Deuterons in the beam have energies of 2 and 3 GeV, protons of 4.6 GeV. This low energy is of course quite adequate to study the low-mass spectrum of the produced photon pairs. I do not know in detail their detector (see a sketch on the right), so I have no means of speculating on the mass resolution they expect for photon pairs at small angle. From the sketch it seems that their cherenkov cells are situated at 355 cm from the proton target, but we do not know the dimension of the elements to make some inference on the angle resolution etc. Unfortunately, the paper does not spend many words on these crucial ingredients of any particle search.
They select photons in the same arm of their spectrometer, having energy above 50 MeV. Their sum is initially constrained to be in the 300-750 MeV range, and their angle satisfies cos θ < 0.997. The reason of these kinematical cuts is not explained to the reader, and I know that such cuts shape quite a bit the mass distribution of the two objects; the angle cut is probably meant to select photons in different detector elements, other cuts appear unmotivated.
One would expect that they control the expected shape of continuum background photons (arising from many processes, the most important being the decay of neutral pions and bremsstrahlung) with accurate methods, but alas, this does not appear to be the case. In the paper there is absolutely no discussion of how they determine the background. One is bound to blindly believe that it is perfect, unaffected by systematics, etcetera. Instead, authors proceed to fit the background-subtracted distributions they observe using a Gaussian shape. They do so for several sets of data coming from different reactions and different beam-target interactions. They change the energy and angle cuts of the photon pairs in each selection without explaining in any way the rationale of the choices.
At the end of the article they attempt, in truth, to put up some defence. They show a questionable reference signal of neutral pion decays to photon pairs, and produce a simulation which they compare to one of their background spectra. I would say this is far too little and too late to be taken seriously.

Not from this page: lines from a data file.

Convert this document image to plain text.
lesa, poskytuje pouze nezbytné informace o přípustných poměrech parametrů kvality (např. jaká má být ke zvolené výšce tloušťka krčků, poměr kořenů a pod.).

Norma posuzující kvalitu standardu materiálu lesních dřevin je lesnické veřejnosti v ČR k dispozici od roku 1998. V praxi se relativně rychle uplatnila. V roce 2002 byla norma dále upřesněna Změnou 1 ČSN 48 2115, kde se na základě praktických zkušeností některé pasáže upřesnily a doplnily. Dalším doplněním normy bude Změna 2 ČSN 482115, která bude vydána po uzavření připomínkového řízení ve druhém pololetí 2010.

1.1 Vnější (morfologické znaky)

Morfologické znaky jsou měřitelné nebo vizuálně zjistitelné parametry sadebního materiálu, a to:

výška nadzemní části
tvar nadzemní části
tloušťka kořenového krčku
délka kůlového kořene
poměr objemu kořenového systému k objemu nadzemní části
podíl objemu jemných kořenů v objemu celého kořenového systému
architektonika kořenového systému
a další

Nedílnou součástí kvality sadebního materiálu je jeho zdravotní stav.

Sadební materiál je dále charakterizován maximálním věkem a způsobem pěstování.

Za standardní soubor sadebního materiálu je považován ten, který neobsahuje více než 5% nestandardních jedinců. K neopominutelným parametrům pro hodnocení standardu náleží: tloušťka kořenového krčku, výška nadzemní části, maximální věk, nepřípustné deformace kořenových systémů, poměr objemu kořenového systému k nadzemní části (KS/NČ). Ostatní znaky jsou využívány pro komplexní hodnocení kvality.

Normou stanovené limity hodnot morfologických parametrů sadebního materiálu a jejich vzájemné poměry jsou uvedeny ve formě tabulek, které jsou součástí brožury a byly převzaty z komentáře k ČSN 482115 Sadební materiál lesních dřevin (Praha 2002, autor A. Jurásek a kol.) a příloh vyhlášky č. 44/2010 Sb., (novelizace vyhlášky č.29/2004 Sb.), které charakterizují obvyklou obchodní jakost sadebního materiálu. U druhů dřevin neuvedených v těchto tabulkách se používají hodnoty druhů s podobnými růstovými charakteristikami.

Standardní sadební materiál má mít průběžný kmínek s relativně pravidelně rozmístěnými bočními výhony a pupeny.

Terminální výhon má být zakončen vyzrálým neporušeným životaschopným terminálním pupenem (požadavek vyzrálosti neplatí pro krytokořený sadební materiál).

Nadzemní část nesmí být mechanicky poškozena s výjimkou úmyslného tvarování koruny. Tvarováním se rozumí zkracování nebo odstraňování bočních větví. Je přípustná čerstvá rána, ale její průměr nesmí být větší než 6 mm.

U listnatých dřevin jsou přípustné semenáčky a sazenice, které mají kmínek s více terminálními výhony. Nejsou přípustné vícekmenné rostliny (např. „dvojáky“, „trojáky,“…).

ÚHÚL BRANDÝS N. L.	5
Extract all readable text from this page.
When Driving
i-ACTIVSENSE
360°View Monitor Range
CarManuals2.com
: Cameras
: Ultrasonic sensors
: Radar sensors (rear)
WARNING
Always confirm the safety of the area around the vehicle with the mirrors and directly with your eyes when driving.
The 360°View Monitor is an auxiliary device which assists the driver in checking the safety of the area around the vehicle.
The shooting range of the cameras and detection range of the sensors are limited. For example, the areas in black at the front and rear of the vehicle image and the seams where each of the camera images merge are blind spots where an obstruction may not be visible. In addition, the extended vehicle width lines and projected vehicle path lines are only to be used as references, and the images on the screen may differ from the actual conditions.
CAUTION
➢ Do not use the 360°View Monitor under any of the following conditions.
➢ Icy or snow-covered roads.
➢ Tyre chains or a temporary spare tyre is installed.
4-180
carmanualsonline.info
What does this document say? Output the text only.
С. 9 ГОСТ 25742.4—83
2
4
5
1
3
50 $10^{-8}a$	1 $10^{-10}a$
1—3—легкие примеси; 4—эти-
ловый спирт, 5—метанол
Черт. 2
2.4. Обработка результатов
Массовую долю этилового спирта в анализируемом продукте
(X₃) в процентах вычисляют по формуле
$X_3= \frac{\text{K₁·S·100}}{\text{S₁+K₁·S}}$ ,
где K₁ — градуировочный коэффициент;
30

Finally, they produce fit results with a ridiculous number of decimal places. I am sorry to be blunt and a bit harsh, but this detail by itself shows they do not have a clue. If a student of mine comes in with a thesis containing a similar mistake, I am likely to kick him out of the door in no time ! A serious paper would never contain five decimal places in a fit mass error. Check it out on the left. (This is repeated several times in the paper).
In conclusion, I do not give much weight to this "find". And I am willing to bet $1000 that this claim will never be confirmed and accepted by the particle physics community. The discovery of elementary particles is a serious business, and the knowledge of mankind progresses with difficulty in the investigation of the subnuclear world. Care is required first of all in how the analyses are performed; but care is also required in explaining one's results and convincing the reader! Even if the boson at 38 MeV were true, authors of the new paper have failed spectacularly on the second, crucial task.